The Bear and the Tortoise
Hello again. You thought I was out, didn’t you? It’s been a long time since I’ve been to my blog site – and so in effect I was ‘out’. Or rather I was ‘In’!
Have you heard the saying ‘Life Happens’? I use it a lot. It is when somehow, despite your best efforts, using all the tricks of our trade, visualisations and happy, positive thoughts, your goals don’t seem to come to pass!
I’ve just been through a few weeks during which ‘life happened’ where it wasn’t always possible for me to see the good in all happenings. This is hard going when, not only is it what I teach, but it is what I live, on a daily basis too. I tried various ways to turn my thoughts this way and that, but they kept on slipping back into ‘nothing much’ – and this is how I went about my days: thinking and doing, nothing much.
But I have at last found a way. I decided to consider the past weeks a bit like an emotional ‘hibernation’. I always think of bears and tortoises going into hibernation in winter. They eat themselves silly at the end of summer and in autumn (I’ve already started that!) and then they find somewhere nice ‘n’ dry to roll up into a ball and sleep until spring. The tortoise, of course, withdraws entirely into his own shell. (It seemed as if I was doing this.) It seems to me that, possibly, bears and tortoises are the most sensible creatures on the planet!
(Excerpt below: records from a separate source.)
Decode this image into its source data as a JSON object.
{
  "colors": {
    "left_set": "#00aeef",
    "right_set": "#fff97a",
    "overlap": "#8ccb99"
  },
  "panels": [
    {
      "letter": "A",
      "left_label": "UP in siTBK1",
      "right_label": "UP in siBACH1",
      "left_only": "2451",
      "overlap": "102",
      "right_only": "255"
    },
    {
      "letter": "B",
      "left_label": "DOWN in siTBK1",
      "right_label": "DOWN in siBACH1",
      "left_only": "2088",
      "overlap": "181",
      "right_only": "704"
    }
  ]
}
The Bear in the Medicine Card pack is about introspection. “Bear…. Invite me into the cave where silence surrounds, the answers you gave.” The ancient Egyptians and the American Indians would go through something similar to hibernation, called Initiation. It is a process where they rake up the past, sorting through the jetsam and flotsam of their life, looking for the sparkling gems and pearls, of wisdom that are lying waiting to be collected. These gems and beautiful pearls which come from the irritations of life, are in us all. And in the same way that winter eats through the excessive body fat of the bear, we too are able to get rid of our unwanted emotional baggage that we have hauled around for years. When spring comes, we have our beautiful treasured gems and pearls, parts of our soul that got separated from us over the years.
You can turn your ‘down times’ into a treasure hunt, if you follow the lead of the bear and the tortoise.
(PS Oh, I’d like to mention, that there is no race. We each get there in our own unique way, in our own time.)